Ah.  The additional namespace approach.

>> 2) How do we create sockets into that pinned network namespace? 
> Add a socket option that uses an index (global namespace)
>
>> 3) How do we enter that network namespace so that sockets by default are
>> created in it?
> I don't need this feature. The VRF patchset does this, so they can implement a 
> chvrf utillity.
>
>> All of these are technically easy things to implement and design wise a
>> challenge.
> Yes.
>
> As I see it network namespaces has provided the splitting of all the protocols 
> in the network code. This was the huge task. The vrf patches that I have seen 
> a few years back wasn't as mature as this.

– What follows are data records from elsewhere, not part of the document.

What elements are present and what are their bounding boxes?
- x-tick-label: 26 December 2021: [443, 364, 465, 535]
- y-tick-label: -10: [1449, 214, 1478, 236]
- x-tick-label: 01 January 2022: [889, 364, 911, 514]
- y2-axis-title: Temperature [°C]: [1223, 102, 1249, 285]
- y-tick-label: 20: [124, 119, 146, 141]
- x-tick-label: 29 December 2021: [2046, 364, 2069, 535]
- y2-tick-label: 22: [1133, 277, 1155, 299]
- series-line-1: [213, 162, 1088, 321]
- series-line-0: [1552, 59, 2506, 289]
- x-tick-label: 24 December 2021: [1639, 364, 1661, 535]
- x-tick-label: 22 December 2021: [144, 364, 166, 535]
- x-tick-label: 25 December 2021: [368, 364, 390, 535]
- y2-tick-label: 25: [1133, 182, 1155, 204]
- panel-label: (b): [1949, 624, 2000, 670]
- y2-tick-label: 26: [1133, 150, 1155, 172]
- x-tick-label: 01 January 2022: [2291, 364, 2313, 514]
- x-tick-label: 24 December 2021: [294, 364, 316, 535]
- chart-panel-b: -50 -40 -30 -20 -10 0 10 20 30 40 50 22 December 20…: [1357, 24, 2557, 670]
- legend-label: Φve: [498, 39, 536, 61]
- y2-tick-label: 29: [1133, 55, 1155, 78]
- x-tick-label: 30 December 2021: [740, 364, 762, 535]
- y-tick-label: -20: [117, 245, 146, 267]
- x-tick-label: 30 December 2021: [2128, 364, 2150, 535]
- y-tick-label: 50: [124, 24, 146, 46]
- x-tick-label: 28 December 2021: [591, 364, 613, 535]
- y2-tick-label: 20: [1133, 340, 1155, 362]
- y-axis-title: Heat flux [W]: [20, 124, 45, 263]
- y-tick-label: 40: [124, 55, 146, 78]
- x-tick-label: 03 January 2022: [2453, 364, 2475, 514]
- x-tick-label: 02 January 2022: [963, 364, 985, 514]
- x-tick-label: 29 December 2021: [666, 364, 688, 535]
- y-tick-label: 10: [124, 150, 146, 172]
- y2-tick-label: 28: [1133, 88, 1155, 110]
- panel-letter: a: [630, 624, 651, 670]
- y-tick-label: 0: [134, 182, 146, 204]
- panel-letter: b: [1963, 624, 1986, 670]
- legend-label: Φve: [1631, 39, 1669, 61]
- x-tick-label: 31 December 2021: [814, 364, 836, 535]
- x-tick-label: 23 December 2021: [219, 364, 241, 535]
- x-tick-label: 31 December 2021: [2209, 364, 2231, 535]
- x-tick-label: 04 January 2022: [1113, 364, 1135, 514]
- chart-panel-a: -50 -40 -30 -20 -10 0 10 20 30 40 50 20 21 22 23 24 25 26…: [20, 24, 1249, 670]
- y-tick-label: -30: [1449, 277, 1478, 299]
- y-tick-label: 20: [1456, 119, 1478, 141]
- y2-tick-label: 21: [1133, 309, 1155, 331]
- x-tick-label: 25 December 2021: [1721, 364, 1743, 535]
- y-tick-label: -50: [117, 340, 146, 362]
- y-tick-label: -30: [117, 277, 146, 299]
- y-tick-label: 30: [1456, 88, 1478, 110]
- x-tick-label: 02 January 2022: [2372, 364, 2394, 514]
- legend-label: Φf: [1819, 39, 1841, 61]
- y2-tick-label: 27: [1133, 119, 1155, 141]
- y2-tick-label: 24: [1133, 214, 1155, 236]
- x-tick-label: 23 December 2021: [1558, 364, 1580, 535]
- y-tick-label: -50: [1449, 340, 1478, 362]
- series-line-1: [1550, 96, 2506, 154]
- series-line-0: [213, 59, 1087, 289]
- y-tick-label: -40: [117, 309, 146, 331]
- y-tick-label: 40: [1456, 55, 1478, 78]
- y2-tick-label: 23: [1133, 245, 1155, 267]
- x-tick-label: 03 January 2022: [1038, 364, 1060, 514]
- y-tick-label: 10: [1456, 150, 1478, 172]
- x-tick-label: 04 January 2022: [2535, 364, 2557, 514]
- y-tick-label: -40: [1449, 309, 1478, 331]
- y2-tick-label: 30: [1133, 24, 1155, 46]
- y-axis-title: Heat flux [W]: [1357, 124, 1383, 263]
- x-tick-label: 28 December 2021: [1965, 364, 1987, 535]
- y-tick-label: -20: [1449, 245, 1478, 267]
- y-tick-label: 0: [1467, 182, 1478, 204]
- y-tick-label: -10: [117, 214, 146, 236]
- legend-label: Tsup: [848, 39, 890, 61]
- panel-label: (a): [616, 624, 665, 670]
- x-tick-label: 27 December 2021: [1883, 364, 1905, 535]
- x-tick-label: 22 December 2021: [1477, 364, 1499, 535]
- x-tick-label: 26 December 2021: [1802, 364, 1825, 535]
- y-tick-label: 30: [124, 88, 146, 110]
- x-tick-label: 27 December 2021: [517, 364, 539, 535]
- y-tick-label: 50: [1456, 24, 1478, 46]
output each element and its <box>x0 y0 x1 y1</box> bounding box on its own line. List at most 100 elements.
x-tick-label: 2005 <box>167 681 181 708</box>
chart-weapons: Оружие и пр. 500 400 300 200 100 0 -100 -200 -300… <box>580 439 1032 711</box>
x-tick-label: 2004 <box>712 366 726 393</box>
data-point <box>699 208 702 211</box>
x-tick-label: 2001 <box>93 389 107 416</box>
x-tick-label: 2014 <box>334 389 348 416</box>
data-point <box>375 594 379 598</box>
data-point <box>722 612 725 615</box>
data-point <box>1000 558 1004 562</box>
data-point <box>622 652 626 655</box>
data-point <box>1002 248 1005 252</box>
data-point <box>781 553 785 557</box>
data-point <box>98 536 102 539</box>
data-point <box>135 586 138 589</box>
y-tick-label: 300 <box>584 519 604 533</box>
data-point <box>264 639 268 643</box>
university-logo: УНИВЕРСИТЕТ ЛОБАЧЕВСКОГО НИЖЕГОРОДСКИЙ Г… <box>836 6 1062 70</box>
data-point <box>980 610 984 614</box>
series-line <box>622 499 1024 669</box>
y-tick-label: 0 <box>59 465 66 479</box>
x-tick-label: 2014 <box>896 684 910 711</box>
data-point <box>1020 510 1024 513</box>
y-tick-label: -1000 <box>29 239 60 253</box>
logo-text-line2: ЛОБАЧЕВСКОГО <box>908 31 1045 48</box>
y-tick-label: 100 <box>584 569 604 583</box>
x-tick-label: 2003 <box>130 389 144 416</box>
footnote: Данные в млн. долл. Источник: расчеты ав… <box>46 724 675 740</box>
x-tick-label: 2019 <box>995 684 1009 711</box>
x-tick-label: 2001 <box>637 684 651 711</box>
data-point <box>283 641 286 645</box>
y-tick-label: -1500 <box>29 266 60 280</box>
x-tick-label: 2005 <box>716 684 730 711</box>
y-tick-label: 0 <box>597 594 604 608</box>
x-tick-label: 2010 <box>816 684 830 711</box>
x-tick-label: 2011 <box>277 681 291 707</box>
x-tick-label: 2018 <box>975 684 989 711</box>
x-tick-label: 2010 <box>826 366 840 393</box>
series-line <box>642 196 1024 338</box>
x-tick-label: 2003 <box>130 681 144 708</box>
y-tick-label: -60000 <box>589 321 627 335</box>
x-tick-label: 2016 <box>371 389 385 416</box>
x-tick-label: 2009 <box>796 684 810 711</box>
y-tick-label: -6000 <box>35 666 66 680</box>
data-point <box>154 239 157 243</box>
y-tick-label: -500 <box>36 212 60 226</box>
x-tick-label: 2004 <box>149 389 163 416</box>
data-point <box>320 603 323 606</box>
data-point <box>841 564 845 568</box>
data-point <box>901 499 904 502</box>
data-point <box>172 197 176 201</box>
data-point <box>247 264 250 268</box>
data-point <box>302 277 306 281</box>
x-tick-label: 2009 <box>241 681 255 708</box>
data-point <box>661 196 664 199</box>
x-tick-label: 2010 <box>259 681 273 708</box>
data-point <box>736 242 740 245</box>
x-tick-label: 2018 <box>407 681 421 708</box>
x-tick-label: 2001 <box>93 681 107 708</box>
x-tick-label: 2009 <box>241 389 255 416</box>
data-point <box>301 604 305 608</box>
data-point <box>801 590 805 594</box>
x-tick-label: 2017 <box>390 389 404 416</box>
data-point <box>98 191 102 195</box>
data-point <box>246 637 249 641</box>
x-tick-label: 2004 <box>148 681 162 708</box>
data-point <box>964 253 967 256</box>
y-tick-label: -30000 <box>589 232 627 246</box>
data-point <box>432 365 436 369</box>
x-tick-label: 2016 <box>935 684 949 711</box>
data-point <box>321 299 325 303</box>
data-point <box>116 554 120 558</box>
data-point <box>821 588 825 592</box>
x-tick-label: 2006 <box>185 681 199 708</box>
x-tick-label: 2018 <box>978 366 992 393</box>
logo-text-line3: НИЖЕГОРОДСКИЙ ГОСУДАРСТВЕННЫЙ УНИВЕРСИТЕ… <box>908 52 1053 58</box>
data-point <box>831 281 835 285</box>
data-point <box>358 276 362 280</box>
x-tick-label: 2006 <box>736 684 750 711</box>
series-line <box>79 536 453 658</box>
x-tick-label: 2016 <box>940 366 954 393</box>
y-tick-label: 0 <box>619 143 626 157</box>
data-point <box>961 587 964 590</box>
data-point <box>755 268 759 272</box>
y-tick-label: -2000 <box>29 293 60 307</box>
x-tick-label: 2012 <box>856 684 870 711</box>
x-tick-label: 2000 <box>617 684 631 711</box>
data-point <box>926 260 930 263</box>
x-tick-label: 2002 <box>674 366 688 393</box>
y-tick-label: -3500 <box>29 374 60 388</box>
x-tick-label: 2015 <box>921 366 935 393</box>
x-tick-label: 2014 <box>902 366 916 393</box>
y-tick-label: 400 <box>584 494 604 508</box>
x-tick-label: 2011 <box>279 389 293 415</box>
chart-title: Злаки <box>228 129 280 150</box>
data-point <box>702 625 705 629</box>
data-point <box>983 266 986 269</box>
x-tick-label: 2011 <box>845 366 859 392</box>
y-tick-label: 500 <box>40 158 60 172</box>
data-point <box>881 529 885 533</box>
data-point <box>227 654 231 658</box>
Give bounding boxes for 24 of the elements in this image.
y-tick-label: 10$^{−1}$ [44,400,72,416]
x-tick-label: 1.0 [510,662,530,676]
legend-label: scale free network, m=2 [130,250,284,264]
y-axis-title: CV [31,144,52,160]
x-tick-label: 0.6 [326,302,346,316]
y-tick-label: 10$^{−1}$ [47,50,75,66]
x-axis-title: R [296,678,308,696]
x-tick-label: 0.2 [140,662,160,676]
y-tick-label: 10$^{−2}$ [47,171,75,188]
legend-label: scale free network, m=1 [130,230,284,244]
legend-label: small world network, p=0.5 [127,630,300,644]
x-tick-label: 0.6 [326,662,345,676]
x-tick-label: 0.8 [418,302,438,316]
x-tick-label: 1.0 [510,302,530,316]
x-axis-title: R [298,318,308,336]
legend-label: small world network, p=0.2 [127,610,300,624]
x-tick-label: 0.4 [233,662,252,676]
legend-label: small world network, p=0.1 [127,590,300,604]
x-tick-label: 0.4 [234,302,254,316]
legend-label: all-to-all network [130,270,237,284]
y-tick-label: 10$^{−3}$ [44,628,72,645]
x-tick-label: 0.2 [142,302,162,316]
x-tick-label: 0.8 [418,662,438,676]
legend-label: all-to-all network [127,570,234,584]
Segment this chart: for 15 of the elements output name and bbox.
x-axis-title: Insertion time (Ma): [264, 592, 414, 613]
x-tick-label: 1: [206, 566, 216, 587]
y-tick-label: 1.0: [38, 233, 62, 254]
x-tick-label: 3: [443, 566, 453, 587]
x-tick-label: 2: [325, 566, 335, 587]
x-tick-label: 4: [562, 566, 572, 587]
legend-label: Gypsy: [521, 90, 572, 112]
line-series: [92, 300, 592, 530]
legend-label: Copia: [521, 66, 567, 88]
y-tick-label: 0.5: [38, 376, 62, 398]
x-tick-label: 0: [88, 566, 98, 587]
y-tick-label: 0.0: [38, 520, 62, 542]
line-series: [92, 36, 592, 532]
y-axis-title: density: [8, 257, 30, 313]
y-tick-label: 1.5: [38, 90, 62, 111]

What's left is actually the 
> management of these network namespaces. 
>
> binding network namespaces to processes isn't a good idea for all use cases.  
>
>> The best solution I see at the moment is to have something (a fs) we can
>> mount in the filesystem, keeping the network namespace alive as long as it
>> is mounted.
>>
>> i.e
>> mount -t netns none /dev/nets/1
>> mount -t netns -o newinstance none /dev/nets/2
>>
>> (The new instance parameter creates the network namespace as well as
>> capturing the current one)
>>
>> char netns[] = "/dev/nets/2"
>> fd = socket();
>> err = setsockopt(fd, SOL_SOCKET, SO_NETPATH, netns, strlen(netns) + 1);
>
> So the idea here is to let the userspace side choose the naming and ensuring 
> the nesting possibility by using the filesystem.
>
> Would you configure this interface on "/dev/nets/2" like this:
>
> ip addr add 10.0.0.1/24 dev eth1 nets "/dev/nets/2" ?

Essentially.  I was thinking that you could document /dev/nets in
devices.txt.  Making it the standard and default place for this to
happen so you would only need to say:

ip -nets 2 addr add  10.0.0.1/24 dev eth1

Very much like was previously discussed on this thread.

> Where the "/dev/nets/2" parameter is set through a SO_NETPATH option to the 
> netlink socket that the iproute2 uses in it's implementation.

Yes.

> Is this better or worse than a vrf container with numbered network namespaces 
> in?

Much better, although possibly a little more boiler plate code.

It uses existing namespaces and in particular the mount namespace so you can
create sets of processes that are using it that when they all exit the namespaces
all go away.

It allows recursive containers.
It allows migration.

And all for slightly fewer unique pieces of code than was in the last patchset.

As for the vrf container idea.  I think it gains us just about nothing
in comparison to using the filesystem aka mount namespace (which is
very good at dealing with names), and there are some very useful
things you can do with the mount namespace like mount propagation
which come for free.